I’ve never been a fan of MMO’s. Partly because the types of games generally associated with the genre weren’t to my taste, but mostly because I try to live a well-rounded existence, and know that an MMO will take over my life, I’ve generally avoided them. However, the recent trend for companies and developers to make their MMO titles free to play has intrigued me.

It seems almost too good to be true. Anybody can download the game for free, create an account, and get playing. Whether you want to wield a sword in a dungeon-crawling RPG, frag your mates in an online FPS, or just simply live out another life in a fantasy epic, that choice has just been made a lot easier. Gone are the days where people were tied down to monthly subscription fees, forcing them to keep playing to justify the extra shifts at work (I know that idea put me off), and in its place is a profit system based entirely on luring gamers in and making them want to spend to level up their avatars.

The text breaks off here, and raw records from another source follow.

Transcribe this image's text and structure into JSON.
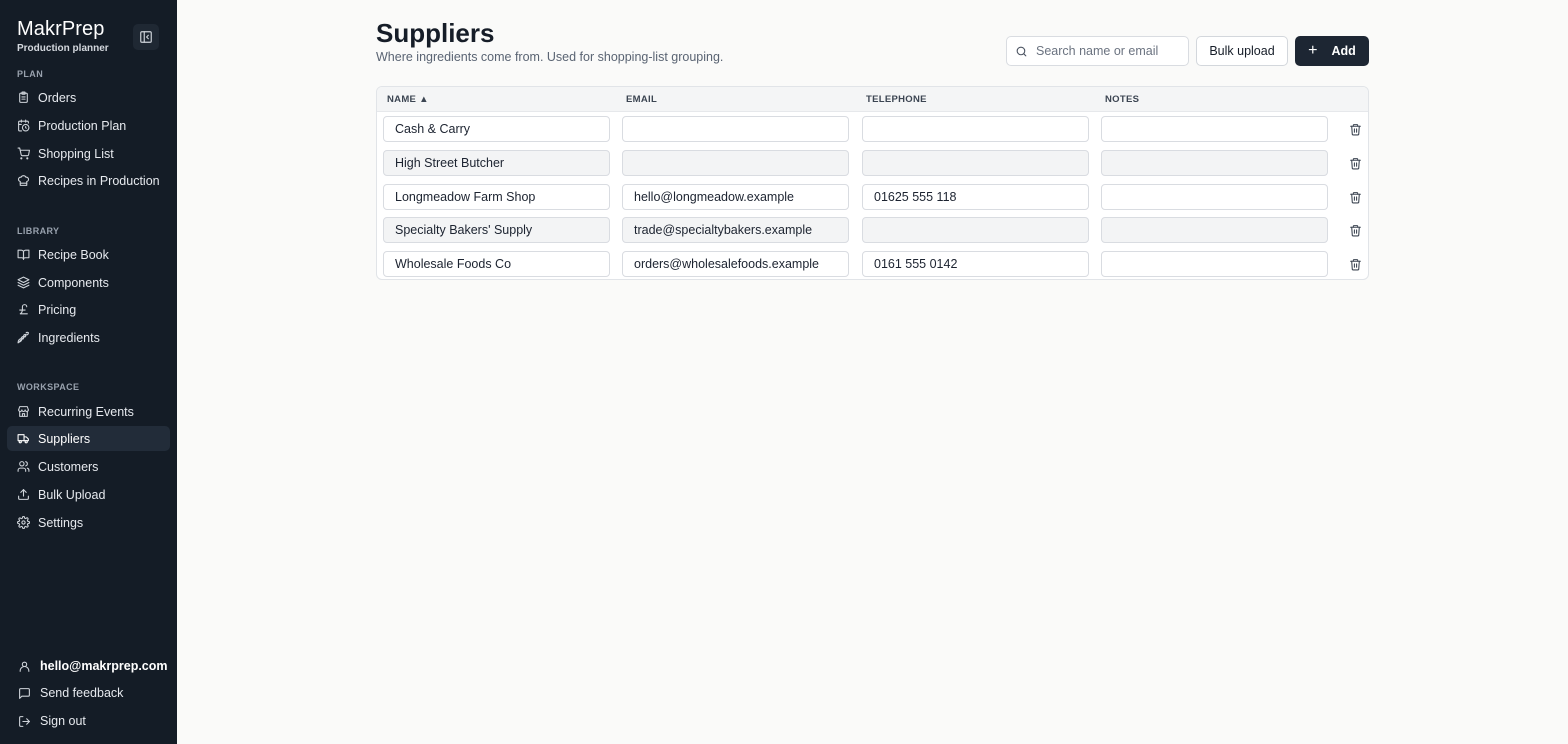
{
  "app": {
    "name": "MakrPrep",
    "subtitle": "Production planner"
  },
  "sidebar": {
    "sections": [
      {
        "label": "PLAN",
        "items": [
          {
            "label": "Orders",
            "icon": "clipboard-icon"
          },
          {
            "label": "Production Plan",
            "icon": "calendar-clock-icon"
          },
          {
            "label": "Shopping List",
            "icon": "cart-icon"
          },
          {
            "label": "Recipes in Production",
            "icon": "chef-hat-icon"
          }
        ]
      },
      {
        "label": "LIBRARY",
        "items": [
          {
            "label": "Recipe Book",
            "icon": "book-icon"
          },
          {
            "label": "Components",
            "icon": "layers-icon"
          },
          {
            "label": "Pricing",
            "icon": "pound-icon"
          },
          {
            "label": "Ingredients",
            "icon": "wheat-icon"
          }
        ]
      },
      {
        "label": "WORKSPACE",
        "items": [
          {
            "label": "Recurring Events",
            "icon": "store-icon"
          },
          {
            "label": "Suppliers",
            "icon": "truck-icon",
            "active": true
          },
          {
            "label": "Customers",
            "icon": "users-icon"
          },
          {
            "label": "Bulk Upload",
            "icon": "upload-icon"
          },
          {
            "label": "Settings",
            "icon": "gear-icon"
          }
        ]
      }
    ],
    "footer": {
      "user_email": "hello@makrprep.com",
      "feedback": "Send feedback",
      "sign_out": "Sign out"
    }
  },
  "page": {
    "title": "Suppliers",
    "subtitle": "Where ingredients come from. Used for shopping-list grouping."
  },
  "toolbar": {
    "search_placeholder": "Search name or email",
    "bulk_upload_label": "Bulk upload",
    "add_label": "Add"
  },
  "table": {
    "columns": [
      "NAME ▲",
      "EMAIL",
      "TELEPHONE",
      "NOTES"
    ],
    "rows": [
      {
        "name": "Cash & Carry",
        "email": "",
        "telephone": "",
        "notes": ""
      },
      {
        "name": "High Street Butcher",
        "email": "",
        "telephone": "",
        "notes": ""
      },
      {
        "name": "Longmeadow Farm Shop",
        "email": "hello@longmeadow.example",
        "telephone": "01625 555 118",
        "notes": ""
      },
      {
        "name": "Specialty Bakers' Supply",
        "email": "trade@specialtybakers.example",
        "telephone": "",
        "notes": ""
      },
      {
        "name": "Wholesale Foods Co",
        "email": "orders@wholesalefoods.example",
        "telephone": "0161 555 0142",
        "notes": ""
      }
    ]
  },
  "colors": {
    "sidebar_bg": "#141c26",
    "sidebar_active": "#222c39",
    "primary_button": "#1d2633",
    "page_bg": "#fafaf9"
  }
}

But if you even think about it for a second, that surely seems illogical for the developers. Without any guarantee of income, companies cannot be sure what money will be coming in, and whether the game is actual successful or not. Sure, they can make the game incredibly addictive, and introduce enough competitive elements to make people want to spend more than their friends. But profit margins will still be reduced, particularly as most people will inevitably decide either not to spend any money, or walk away from the game altogether.

So why do it? Why risk profits and potentially loose huge amounts of income?

Luring in new gamers.

It’s just as I said, people like me who have attempted to avoid MMO’s for a long time now find themselves intrigued by the idea of playing games for free. I recently watched a good friend of mine playing some Warframe. With its sleek visuals, extensive customization options, and gameplay reminiscent of Mass Effect and Dead Space, it seemed right up my street. The fact that the game is also free makes it seem perfect. I never would have thought of playing it had I have had to pay a subscription for it. But now I think I just might join in.

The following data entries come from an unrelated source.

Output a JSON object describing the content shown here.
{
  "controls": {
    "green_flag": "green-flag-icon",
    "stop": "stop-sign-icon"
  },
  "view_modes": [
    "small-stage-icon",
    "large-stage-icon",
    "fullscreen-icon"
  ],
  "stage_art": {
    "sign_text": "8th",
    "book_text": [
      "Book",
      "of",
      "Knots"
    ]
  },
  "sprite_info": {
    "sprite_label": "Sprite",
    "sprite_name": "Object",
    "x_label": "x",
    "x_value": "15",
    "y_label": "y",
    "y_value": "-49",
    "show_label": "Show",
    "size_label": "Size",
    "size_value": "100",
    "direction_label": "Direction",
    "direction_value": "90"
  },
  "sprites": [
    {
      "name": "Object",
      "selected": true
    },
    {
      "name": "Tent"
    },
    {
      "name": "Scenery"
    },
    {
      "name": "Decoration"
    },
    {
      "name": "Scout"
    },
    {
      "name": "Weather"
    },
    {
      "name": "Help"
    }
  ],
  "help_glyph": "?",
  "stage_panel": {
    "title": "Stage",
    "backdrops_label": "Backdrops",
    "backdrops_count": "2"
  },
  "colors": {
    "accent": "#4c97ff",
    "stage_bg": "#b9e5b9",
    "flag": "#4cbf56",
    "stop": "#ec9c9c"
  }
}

But this will not last, it simply cannot. Eventually companies will not be able to afford to spend vast resources making good games that can be accessed for free. Gamers will become frustrated at how restricted the content is. And with the new console generation creating always-online worlds, the lines between MMO and single players will become ever more blurred. There won’t be any reason to play a standalone MMO game – every game will have elements of an MMO within it.

What happens after that is anyone’s guess. I suspect some will try to return to subscription, others may move into this online/single player hybrid that’s emerging. Either way, the fashion of free-to-play is one which brings in new customers, but doesn’t bring in the dollars.